Cyproterone acetate plus ethinylestradiol compared to other interventions plus ethinylestradiol
CPA plus ethinylestradiol likely results in little to no difference in effect on FG scores at six months compared with finasteride plus ethinylestradiol (MD −0.91, 95% CI −1.82 to 0; 1 RCT, 26 women; moderate-certainty evidence) or spironolactone plus drospirenone plus ethinylestradiol (MD 0.69, 95% CI −0.80 to 2.18; 1 RCT, 89 women; high-certainty evidence). However, CPA plus ethinylestradiol may lower FG scores compared to spironolactone plus ethinylestradiol, but the evidence is very uncertain (MD −0.93, 95% CI −1.68 to −0.19; 3 RCTs, 103 women; very low-certainty evidence).
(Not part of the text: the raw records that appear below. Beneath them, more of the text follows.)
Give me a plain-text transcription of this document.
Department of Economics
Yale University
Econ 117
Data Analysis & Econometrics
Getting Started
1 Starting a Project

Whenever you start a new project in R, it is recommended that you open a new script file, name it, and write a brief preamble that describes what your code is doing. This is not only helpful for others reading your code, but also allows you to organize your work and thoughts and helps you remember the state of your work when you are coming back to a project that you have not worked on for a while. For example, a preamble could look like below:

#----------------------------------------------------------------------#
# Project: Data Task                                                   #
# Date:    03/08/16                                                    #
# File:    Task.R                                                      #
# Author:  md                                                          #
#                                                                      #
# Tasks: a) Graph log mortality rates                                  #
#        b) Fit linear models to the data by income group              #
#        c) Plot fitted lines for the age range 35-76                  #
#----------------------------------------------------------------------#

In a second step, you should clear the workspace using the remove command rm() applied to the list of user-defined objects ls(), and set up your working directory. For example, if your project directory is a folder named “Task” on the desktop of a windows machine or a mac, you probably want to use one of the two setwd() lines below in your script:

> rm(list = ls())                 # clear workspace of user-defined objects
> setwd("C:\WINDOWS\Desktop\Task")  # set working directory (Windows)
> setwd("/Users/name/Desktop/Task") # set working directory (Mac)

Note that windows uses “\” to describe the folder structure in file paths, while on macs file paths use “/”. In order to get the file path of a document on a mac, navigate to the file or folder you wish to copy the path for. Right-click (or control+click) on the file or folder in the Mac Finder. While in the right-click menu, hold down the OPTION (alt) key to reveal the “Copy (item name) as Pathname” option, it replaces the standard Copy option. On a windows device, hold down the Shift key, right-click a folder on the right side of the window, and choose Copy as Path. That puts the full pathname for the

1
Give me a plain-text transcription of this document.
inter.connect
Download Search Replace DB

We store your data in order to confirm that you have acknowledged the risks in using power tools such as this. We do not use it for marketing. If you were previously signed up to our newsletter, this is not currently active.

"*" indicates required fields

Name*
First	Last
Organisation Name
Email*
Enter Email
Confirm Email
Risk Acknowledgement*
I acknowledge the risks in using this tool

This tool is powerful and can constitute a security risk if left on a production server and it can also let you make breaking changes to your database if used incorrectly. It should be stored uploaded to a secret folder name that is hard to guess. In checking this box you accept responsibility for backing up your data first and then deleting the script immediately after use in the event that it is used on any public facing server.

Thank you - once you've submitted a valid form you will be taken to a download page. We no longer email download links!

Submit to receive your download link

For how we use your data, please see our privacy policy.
There was probably little to no difference in effect for CPA plus ethinylestradiol on total testosterone at six months compared with spironolactone plus ethinylestradiol (MD −0.20 nmol/L, 95% CI −0.64 to 0.24; 1 RCT, 45 women; moderate-certainty evidence), and likely results in little to no difference compared with drospirenone plus ethinylestradiol (MD 0.15 nmol/L, 95% CI 0.08 to 0.22; 1 RCT, 91 women; moderate-certainty evidence).
Six months of CPA plus ethinylestradiol treatment likely lowered free testosterone levels compared to drospirenone plus ethinylestradiol (MD −0.31 pmol/L, 95% CI −0.53 to −0.09; 1 RCT, 91 women; moderate-certainty evidence).
Data were lacking for all other outcomes in our main review comparisons.
Conclusions des auteurs
There were some differences in clinical outcome between CPA and spironolactone, CPA and flutamide, and CPA and finasteride. There were no clinical differences between CPA and the other medical therapies, possibly because of small study size, lack of standardised assessment and objective determinants of improvement in many studies. There are insufficient data presented to compare the adverse effects of all the treatment options.
Larger, carefully designed studies are needed to compare efficacy and safety profiles between the therapeutic options available.